A mesma testemunha relata que o Serviço de Migração e Estrangeiros recusou depois emitir o passaporte de José Trindade, exigindo a publicação em Diário da República do acto que autorizasse a aquisição da nacionalidade.

Num parecer solicitado pelo Maka Angola, Rui Verde sustenta que o nascimento de José Maria Trindade em Angola, em 1951, não bastava para fundamentar o reconhecimento da nacionalidade em 2023.

Rui Verde entende que os documentos apresentados não substituíam um procedimento legal de aquisição posterior. Por isso, considera juridicamente inválido o reconhecimento da nacionalidade do pai e, por consequência, o da filha por essa via. A fundamentação é desenvolvida no seu artigo de opinião sobre o caso.

A dupla nacionalidade não constitui, por si, uma irregularidade. O artigo 32.º da Lei da Nacionalidade determina, porém, que outra nacionalidade atribuída a um cidadão angolano não produz efeitos na ordem jurídica interna.

A lei distingue ainda a nacionalidade adquirida da originária. Prevê a perda da primeira em casos de obtenção fraudulenta e de prática de actos em Angola titulando outra nacionalidade; a originária não pode ser retirada.

O parecer de Rui Verde questiona a validade do reconhecimento efectuado pelos registos, matéria que exige apreciação pelas autoridades competentes. Importa esclarecer em que qualidade Carla foi identificada e contratada, quais os títulos examinados e como foram verificadas as declarações de residência.

Quem responde pelos controlos

A AGT deve explicar que verificações efectuou antes de confiar a Carla Trindade o apoio à investigação dos contribuintes. Cabe-lhe esclarecer os poderes com que a académica intervinha nos negócios da Kianda, a avaliação dos conflitos de interesses e as condições de acesso à informação fiscal.

A UIF, a PGR, o SIC e a IGAE devem explicar que tratamento deram às denúncias e que articulação mantiveram com as entidades responsáveis pelas contratações. A ministra das Finanças, Vera Daves, que também não respondeu ao questionário do Maka Angola, deve esclarecer que instruções acompanharam o reencaminhamento da denúncia a Leiria e que resposta recebeu.

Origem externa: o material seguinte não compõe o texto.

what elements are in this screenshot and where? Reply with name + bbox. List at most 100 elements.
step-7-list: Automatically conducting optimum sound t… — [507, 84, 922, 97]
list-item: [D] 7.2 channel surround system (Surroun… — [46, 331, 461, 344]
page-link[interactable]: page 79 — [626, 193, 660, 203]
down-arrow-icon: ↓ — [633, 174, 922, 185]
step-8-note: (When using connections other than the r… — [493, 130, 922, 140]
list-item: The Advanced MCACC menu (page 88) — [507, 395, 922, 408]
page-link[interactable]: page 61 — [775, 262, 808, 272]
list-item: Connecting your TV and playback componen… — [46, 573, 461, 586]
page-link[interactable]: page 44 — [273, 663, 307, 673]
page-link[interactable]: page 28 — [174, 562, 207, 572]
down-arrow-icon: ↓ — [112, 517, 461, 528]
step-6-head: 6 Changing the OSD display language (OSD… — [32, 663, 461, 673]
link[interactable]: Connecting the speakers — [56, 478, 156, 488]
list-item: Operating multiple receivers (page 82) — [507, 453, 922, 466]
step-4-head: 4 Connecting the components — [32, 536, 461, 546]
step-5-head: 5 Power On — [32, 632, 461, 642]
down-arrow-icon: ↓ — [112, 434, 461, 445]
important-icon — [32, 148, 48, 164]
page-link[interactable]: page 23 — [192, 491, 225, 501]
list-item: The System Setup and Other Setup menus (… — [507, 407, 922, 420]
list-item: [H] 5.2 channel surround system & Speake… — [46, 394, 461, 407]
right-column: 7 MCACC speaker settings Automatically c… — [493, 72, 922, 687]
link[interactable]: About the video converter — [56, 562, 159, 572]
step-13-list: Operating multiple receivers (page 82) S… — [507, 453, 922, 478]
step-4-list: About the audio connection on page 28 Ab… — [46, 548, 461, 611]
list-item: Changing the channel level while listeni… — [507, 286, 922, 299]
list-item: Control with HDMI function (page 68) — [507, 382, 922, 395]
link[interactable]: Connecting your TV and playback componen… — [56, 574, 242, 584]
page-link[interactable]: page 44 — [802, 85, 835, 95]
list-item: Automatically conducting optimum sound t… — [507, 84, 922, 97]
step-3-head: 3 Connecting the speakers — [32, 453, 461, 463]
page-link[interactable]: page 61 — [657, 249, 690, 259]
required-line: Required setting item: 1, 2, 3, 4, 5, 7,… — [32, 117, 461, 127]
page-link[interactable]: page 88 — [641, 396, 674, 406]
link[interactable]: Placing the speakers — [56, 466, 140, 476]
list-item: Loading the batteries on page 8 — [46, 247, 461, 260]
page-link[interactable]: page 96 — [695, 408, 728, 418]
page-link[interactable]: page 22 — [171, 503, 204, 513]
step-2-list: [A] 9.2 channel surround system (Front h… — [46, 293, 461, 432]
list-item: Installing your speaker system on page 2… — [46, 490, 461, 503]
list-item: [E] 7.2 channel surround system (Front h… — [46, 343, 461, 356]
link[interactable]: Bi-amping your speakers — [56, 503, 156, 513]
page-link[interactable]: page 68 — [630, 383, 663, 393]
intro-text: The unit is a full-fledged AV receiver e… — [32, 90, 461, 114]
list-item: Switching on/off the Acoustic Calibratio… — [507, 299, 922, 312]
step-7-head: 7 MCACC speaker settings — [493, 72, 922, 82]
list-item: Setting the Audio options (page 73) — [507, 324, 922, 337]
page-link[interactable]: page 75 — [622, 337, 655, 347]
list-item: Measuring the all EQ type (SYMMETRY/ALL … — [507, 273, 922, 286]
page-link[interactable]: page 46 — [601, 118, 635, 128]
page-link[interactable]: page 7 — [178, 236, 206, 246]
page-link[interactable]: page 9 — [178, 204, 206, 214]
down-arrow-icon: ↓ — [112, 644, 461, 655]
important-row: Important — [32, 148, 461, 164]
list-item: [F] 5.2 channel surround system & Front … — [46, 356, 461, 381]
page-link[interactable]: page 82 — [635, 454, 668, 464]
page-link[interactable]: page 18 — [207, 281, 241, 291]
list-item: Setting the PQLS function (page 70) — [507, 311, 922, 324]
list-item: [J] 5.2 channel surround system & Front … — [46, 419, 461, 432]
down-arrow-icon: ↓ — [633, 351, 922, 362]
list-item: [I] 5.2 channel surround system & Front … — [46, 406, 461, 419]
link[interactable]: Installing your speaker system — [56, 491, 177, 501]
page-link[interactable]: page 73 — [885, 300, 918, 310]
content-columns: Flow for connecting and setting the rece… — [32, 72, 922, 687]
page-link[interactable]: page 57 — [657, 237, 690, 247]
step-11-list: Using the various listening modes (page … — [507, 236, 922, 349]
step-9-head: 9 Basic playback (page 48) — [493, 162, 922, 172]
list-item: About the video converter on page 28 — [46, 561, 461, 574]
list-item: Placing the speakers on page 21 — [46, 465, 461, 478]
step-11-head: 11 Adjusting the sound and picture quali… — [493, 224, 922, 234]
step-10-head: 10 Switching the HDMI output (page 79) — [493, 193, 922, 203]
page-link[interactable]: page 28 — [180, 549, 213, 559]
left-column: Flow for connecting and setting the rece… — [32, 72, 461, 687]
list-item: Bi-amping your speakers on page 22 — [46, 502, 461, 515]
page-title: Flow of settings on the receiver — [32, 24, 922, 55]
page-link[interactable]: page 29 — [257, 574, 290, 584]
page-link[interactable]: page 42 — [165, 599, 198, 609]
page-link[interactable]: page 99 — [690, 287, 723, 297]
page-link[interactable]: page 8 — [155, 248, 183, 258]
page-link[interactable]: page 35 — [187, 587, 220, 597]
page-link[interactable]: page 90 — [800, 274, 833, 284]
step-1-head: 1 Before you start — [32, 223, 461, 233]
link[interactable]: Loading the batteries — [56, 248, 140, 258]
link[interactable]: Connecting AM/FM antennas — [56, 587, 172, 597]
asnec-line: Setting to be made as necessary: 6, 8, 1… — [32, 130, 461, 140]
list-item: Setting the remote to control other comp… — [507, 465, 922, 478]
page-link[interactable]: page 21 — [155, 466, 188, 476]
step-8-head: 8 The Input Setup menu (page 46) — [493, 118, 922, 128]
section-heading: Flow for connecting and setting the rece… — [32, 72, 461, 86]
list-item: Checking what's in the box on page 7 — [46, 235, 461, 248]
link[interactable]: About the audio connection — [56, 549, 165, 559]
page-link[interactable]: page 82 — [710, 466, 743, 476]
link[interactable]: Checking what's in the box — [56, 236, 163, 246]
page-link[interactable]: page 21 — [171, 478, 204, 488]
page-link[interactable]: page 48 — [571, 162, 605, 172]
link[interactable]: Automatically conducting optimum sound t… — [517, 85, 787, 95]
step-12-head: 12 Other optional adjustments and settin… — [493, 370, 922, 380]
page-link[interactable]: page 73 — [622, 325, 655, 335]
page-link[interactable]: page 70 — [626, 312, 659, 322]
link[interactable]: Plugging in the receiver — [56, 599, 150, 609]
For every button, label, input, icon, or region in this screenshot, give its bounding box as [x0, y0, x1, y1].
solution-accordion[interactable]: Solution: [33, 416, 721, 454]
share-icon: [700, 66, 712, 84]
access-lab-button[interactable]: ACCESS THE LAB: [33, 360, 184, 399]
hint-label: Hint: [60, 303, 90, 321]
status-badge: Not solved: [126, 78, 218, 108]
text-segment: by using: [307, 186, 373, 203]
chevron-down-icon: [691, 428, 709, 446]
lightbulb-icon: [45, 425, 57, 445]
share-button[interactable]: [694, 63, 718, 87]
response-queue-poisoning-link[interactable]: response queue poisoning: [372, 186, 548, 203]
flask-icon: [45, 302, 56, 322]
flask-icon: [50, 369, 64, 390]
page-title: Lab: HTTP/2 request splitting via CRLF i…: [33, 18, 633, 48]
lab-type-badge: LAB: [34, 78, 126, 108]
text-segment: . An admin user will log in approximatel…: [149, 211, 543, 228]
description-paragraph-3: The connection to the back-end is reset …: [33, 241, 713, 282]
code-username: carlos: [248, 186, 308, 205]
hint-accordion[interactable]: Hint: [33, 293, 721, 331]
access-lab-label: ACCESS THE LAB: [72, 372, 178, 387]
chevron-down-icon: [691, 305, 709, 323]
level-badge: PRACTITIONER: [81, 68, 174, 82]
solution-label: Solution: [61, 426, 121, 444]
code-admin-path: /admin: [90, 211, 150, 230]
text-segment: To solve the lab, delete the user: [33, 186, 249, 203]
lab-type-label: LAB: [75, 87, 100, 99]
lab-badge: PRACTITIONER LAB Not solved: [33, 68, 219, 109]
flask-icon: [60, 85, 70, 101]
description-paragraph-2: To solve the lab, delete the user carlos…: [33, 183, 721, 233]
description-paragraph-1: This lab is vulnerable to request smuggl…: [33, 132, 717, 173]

Importa saber se os visados foram ouvidos, se a documentação foi examinada e se houve conclusão, arquivamento ou remessa para investigação criminal. Se houve omissão injustificada de diligências legalmente devidas, devem ser apuradas as responsabilidades de quem tinha o dever de agir.

A administração tributária não pode exigir documentos, transparência e rigor aos contribuintes enquanto trata os seus próprios contratos milionários como assuntos de confiança entre conhecidos. A confiança pessoal não substitui a fiscalização do dinheiro público.

Na próxima investigação sobre este dossier, Maka Angola abordará os meandros financeiros da In Pressionante Kianda, das empresas portuguesas que nela investiram 70 mil kwanzas (pouco mais de 100 euros à data) e, em três anos, ganharam milhões de euros.